1. Deaf companies mostly have zero to two Deaf Blind employees in average
2. Several of us hosted workshops on Deaf Blindness, especially at Gallaudet and in DC – and out of 1,000 students & over 3,000 community members, 4 to 10 would show up.
3. At bars, Deaf Blind people are usually left to converse with: close friends & themselves. We have experienced introductions where others have walked off while we were still talking; hands waving in front of our faces while we couldn’t see; “friends” around us we didn’t see who didn’t bother to say hello; and it’s a struggle to get people to invite you to events in dark spaces.
4. Deaf people are throwing their TTYs away for videophones. Get this: Blind people cannot use videophones, but they can use their braille TTYs to call a regular TTY.
5. At large Deaf events, do you see Deaf Blind people? Very rarely.
While I am not accusing the entire Deaf community of blatant ignorance, I am just pointing out that Deaf Blind people aren’t more involved in the Deaf community because of two reasons: there isn’t enough education and Deaf people aren’t inclined to.
Deaf people, do you remember the times when you felt very oppressed by Hearing people? Deaf Blind people feel that way with the Deaf community and that is just terrible. We cannot hear alike. We are supposed to be a family. I find myself more and more lonelier the more my vision goes away, because Deaf people seem to not want to be around a Deaf Blind person.
Thank god for these friends I have.
Back to the point. With gadgets like the iPhone, small-font pagers, videophones, the UbiDuo – and more – Deaf people are getting more and more ahead and well into the world where they felt so oppressed 10 years ago. But the Deaf Blind still feel stuck in that phase. No one is dragging us along for the ride or encouraging the companies that already listen to Deaf consumers — to start listening to those who have no sight nor hearing.

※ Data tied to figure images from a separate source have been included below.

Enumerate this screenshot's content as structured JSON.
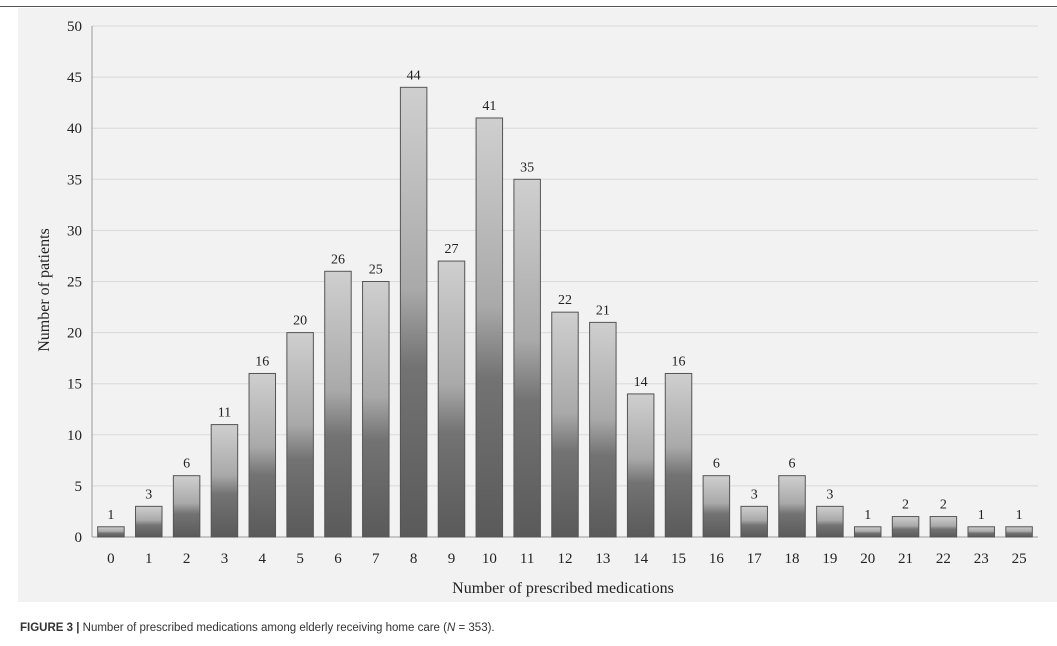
{
  "chart_data": {
    "type": "bar",
    "categories": [
      "0",
      "1",
      "2",
      "3",
      "4",
      "5",
      "6",
      "7",
      "8",
      "9",
      "10",
      "11",
      "12",
      "13",
      "14",
      "15",
      "16",
      "17",
      "18",
      "19",
      "20",
      "21",
      "22",
      "23",
      "25"
    ],
    "values": [
      1,
      3,
      6,
      11,
      16,
      20,
      26,
      25,
      44,
      27,
      41,
      35,
      22,
      21,
      14,
      16,
      6,
      3,
      6,
      3,
      1,
      2,
      2,
      1,
      1
    ],
    "xlabel": "Number of prescribed medications",
    "ylabel": "Number of patients",
    "ylim": [
      0,
      50
    ],
    "yticks": [
      0,
      5,
      10,
      15,
      20,
      25,
      30,
      35,
      40,
      45,
      50
    ],
    "grid": true,
    "colors": {
      "bar_top": "#cfcfcf",
      "bar_bottom": "#555555",
      "bar_stroke": "#555555",
      "grid": "#d9d9d9",
      "panel": "#f2f2f2"
    }
  },
  "caption": {
    "label": "FIGURE 3 |",
    "text_before": " Number of prescribed medications among elderly receiving home care (",
    "n_symbol": "N",
    "text_after": " = 353)."
  }
}
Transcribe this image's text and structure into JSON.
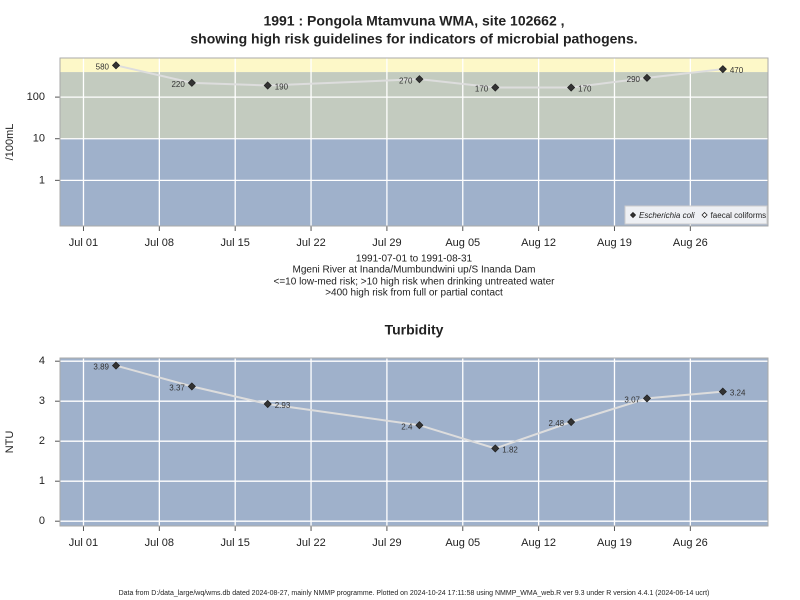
{
  "title": [
    "1991 : Pongola Mtamvuna WMA, site 102662 ,",
    "showing high risk guidelines for indicators of microbial pathogens."
  ],
  "subtitle": [
    "1991-07-01 to 1991-08-31",
    "Mgeni River at Inanda/Mumbundwini up/S Inanda Dam",
    "<=10 low-med risk; >10 high risk when drinking untreated water",
    ">400 high risk from full or partial contact"
  ],
  "footer": "Data from D:/data_large/wq/wms.db dated 2024-08-27, mainly NMMP programme. Plotted on 2024-10-24 17:11:58 using NMMP_WMA_web.R ver 9.3 under R version 4.4.1 (2024-06-14 ucrt)",
  "chart_data": [
    {
      "type": "line",
      "y_label": "/100mL",
      "log_scale": true,
      "x": [
        "1991-07-04",
        "1991-07-11",
        "1991-07-18",
        "1991-08-01",
        "1991-08-08",
        "1991-08-15",
        "1991-08-22",
        "1991-08-29"
      ],
      "series": [
        {
          "name": "Escherichia coli",
          "color": "#333333",
          "values": [
            580,
            220,
            190,
            270,
            170,
            170,
            290,
            470
          ]
        },
        {
          "name": "faecal coliforms",
          "color": "#ffffff",
          "values": [
            null,
            null,
            null,
            null,
            null,
            null,
            null,
            null
          ]
        }
      ],
      "line_color": "#dddddd",
      "xlim": [
        "1991-06-28T20:00",
        "1991-09-02T04:00"
      ],
      "xticks": [
        {
          "value": "1991-07-01",
          "label": "Jul 01"
        },
        {
          "value": "1991-07-08",
          "label": "Jul 08"
        },
        {
          "value": "1991-07-15",
          "label": "Jul 15"
        },
        {
          "value": "1991-07-22",
          "label": "Jul 22"
        },
        {
          "value": "1991-07-29",
          "label": "Jul 29"
        },
        {
          "value": "1991-08-05",
          "label": "Aug 05"
        },
        {
          "value": "1991-08-12",
          "label": "Aug 12"
        },
        {
          "value": "1991-08-19",
          "label": "Aug 19"
        },
        {
          "value": "1991-08-26",
          "label": "Aug 26"
        }
      ],
      "ylim": [
        0.08,
        870
      ],
      "yticks": [
        1,
        10,
        100
      ],
      "thresholds": [
        10,
        400
      ],
      "band_colors": [
        "#9fb1cb",
        "#c3cbbf",
        "#fdf8c8"
      ],
      "grid": true,
      "legend": "bottom right"
    },
    {
      "type": "line",
      "title": "Turbidity",
      "y_label": "NTU",
      "log_scale": false,
      "x": [
        "1991-07-04",
        "1991-07-11",
        "1991-07-18",
        "1991-08-01",
        "1991-08-08",
        "1991-08-15",
        "1991-08-22",
        "1991-08-29"
      ],
      "series": [
        {
          "name": "Turbidity",
          "color": "#333333",
          "values": [
            3.89,
            3.37,
            2.93,
            2.4,
            1.82,
            2.48,
            3.07,
            3.24
          ]
        }
      ],
      "line_color": "#dddddd",
      "xlim": [
        "1991-06-28T20:00",
        "1991-09-02T04:00"
      ],
      "xticks": [
        {
          "value": "1991-07-01",
          "label": "Jul 01"
        },
        {
          "value": "1991-07-08",
          "label": "Jul 08"
        },
        {
          "value": "1991-07-15",
          "label": "Jul 15"
        },
        {
          "value": "1991-07-22",
          "label": "Jul 22"
        },
        {
          "value": "1991-07-29",
          "label": "Jul 29"
        },
        {
          "value": "1991-08-05",
          "label": "Aug 05"
        },
        {
          "value": "1991-08-12",
          "label": "Aug 12"
        },
        {
          "value": "1991-08-19",
          "label": "Aug 19"
        },
        {
          "value": "1991-08-26",
          "label": "Aug 26"
        }
      ],
      "ylim": [
        -0.12,
        4.08
      ],
      "yticks": [
        0,
        1,
        2,
        3,
        4
      ],
      "background": "#9fb1cb",
      "grid": true
    }
  ]
}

Hearing Blind people are way ahead of us. There’s ATMs and store debit transaction machines that are computer voiced with braille. Sighted dogs are trained feverishly for the Hearing Blind and it’s rare that a Deaf Blind person gets a dog from the ONLY dog-training school in Michigan that trains dogs for both sensor losses. More and more technology is invented these days for the Deaf, the Hearing, the Hearing Blind & the physically incapacitated. Why? Because the ADA says they should feel less dis-abled. The ADA empowers people to create an environment for those people mentioned above to move around, being able to do more and more things.
Guess what? There’s a very, very gray area where the Deaf Blind have right to access or enforcement upon companies to put us into consideration. So we’re very alone. And feeling more and more dis-abled each day.
When I am with my Deaf Blind peers, I do NOT feel disabled. By peers I mean: the partially sighted, the sighted who interpret/guide/assist us; the fully blind. I may have grown up legally/partially blind but it wasn’t until I found this new community that I called myself Deaf Blind.
Within us, we are not disabled. Out there, we are not by choice. And it sucks.
But it cannot go like this on the office walls:
Office for the Visually, Physically & Learning Challenged.
A lot of people need to look down on something in order to make themselves feel superior. I know I’m not wrong in this. I felt that way… feeling superior above Deaf Blind people before I hit rock bottom. Who better to make that perspective than someone who’s experienced both worlds?